I have this integral with parameter:
$$I(a) =\int_{0}^{\pi/2} \frac{\ln(1+a\cos x)}{\cos x}dx, 0<a<1 $$
Tried to use the differentation under the integral sign:
$$\frac{\partial I}{\partial a} = \frac{1}{a\cos x+1}$$
$$\int_{0}^{\pi/2}\frac{dx}{a\cos x+1} = \frac{2\tanh^{-1}\left(\frac{(-1 + a) \tan(x/2)}{\sqrt{a^2-1}}\right)}{\sqrt{a^2-1}} + C$$
I think that something goes wrong on this step.
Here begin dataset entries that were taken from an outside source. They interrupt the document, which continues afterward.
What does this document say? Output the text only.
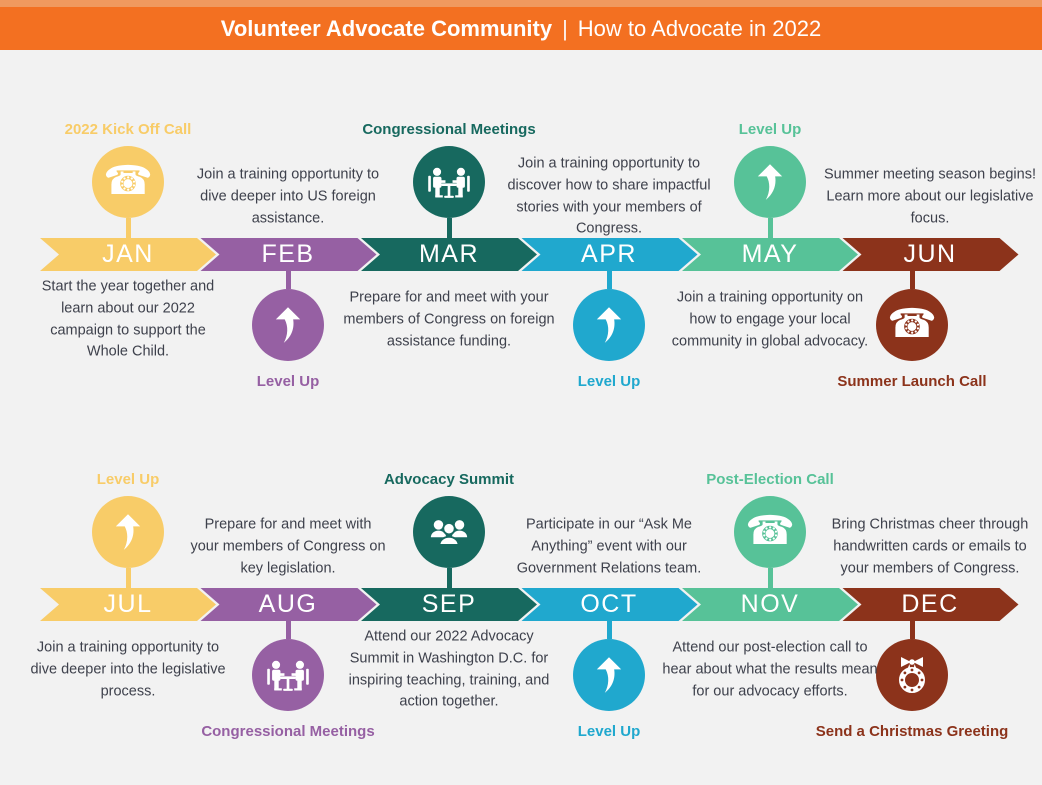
Volunteer Advocate Community | How to Advocate in 2022
JAN	FEB	MAR	APR	MAY	JUN
JUL	AUG	SEP	OCT	NOV	DEC
2022 Kick Off Call
☎
Congressional Meetings	Level Up
Level Up	Level Up
☎
Summer Launch Call
Level Up	Advocacy Summit	Post-Election Call
☎
Congressional Meetings	Level Up	Send a Christmas Greeting
Start the year together and learn about our 2022 campaign to support the Whole Child.
Join a training opportunity to dive deeper into US foreign assistance.
Prepare for and meet with your members of Congress on foreign assistance funding.
Join a training opportunity to discover how to share impactful stories with your members of Congress.
Join a training opportunity on how to engage your local community in global advocacy.
Summer meeting season begins! Learn more about our legislative focus.
Join a training opportunity to dive deeper into the legislative process.
Prepare for and meet with your members of Congress on key legislation.
Attend our 2022 Advocacy Summit in Washington D.C. for inspiring teaching, training, and action together.
Participate in our “Ask Me Anything” event with our Government Relations team.
Attend our post-election call to hear about what the results mean for our advocacy efforts.
Bring Christmas cheer through handwritten cards or emails to your members of Congress.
If I substitute ${a}$ into $\sqrt{a^2-1}$, the result is negative.
Any help would be really helpful.
Your work so far is completely fine; you just forgot to apply the definite integral.
Note that $\tanh(x/i) = \tan(x)/i$, so that $\tanh^{-1}(x/i) = \tan^{-1}(x)/i$.
We now have $$ \frac{\partial I}{\partial a} = \left. \frac{2\tanh^{-1}\left(\frac{(-1 + a) \tan(x/2)}{\sqrt{a^2-1}}\right)}{\sqrt{a^2-1}} \right|_{x=0}^{x = \pi/2} = \frac{2\tanh^{-1}\left(\frac{a-1}{\sqrt{a^2-1}}\right)}{\sqrt{a^2-1}}=\\ \frac{2\tanh^{-1}\left(\frac{a-1}{i\sqrt{1-a^2}}\right)}{i\sqrt{1-a^2}} = \frac{2\tan^{-1}\left(\frac{a-1}{\sqrt{1-a^2}}\right)}{i^2\sqrt{1-a^2}} = \\ -\frac{2\tan^{-1}\left(\frac{a-1}{\sqrt{1-a^2}}\right)}{\sqrt{1-a^2}} $$ And clearly, $I|_{a = 0} = 0$. From there, integrate with substitution $u = \sqrt{\frac{1-a}{1+a}}$.
Let’s use Feynman’s Technique of Integration by defining $$ I(a):=\int_{0}^{\frac{\pi}{2}} \frac{\ln (1+a \cos x)}{\cos x} d x $$
where $0\leq a \leq 1.$ Differentiating $I(a)$ w.r.t. $a$ yields $$ I^{\prime}(a)=\int_{0}^{\frac{\pi}{2}} \frac{1}{1+a \cos x} d x $$ Letting $t=\tan \dfrac{x}{2}$, then $$ \begin{aligned} I^{\prime}(a) &=2 \int_{0}^{1} \frac{d t}{1+a+(1-a) t^{2}} \\ &=\frac{2}{1-a} \int_{0}^{1} \frac{d t}{t^{2}+(\sqrt{1+a})^{2}} \\ &=\frac{2}{1-a} \cdot \sqrt{\frac{1-a}{1+a}}\left[\tan ^{-1}\left(t \sqrt{\frac{1-a}{1+a}}\right)\right]_{0}^{1}\\ &=\frac{2}{\sqrt{1-a^{2}}} \tan ^{-1}\left(\sqrt{\frac{1-a}{1+a}}\right) \end{aligned} $$
$$ \begin{aligned} I(a) &=2 \int \frac{1}{\sqrt{1-a^{2}}} \tan ^{-1}\left(\sqrt{\frac{1-a}{1+a}}\right) d a \\ &\stackrel{a\mapsto\cos \theta}{=} -2 \int \frac{1}{\sin \theta} \tan ^{-1} \sqrt{\tan ^{2} \frac{\theta}{2}} \sin \theta d \theta \\ &=-\int \theta d \theta\\ &=-\frac{\left(\cos ^{-1} a\right)^{2}}{2}+C \end{aligned} $$
Taking limits $0$ to $a$, we get the final result. $$ \begin{aligned} I(a) &=\int_{0}^{a} I^{\prime}(y) d y =\left[-\frac{\left(\cos ^{-1} y\right)^{2}}{2}\right]_{0}^{a} =\frac{\pi^{2}}{8}-\frac{\left(\cos ^{-1} a\right)^{2}}{2} \end{aligned} $$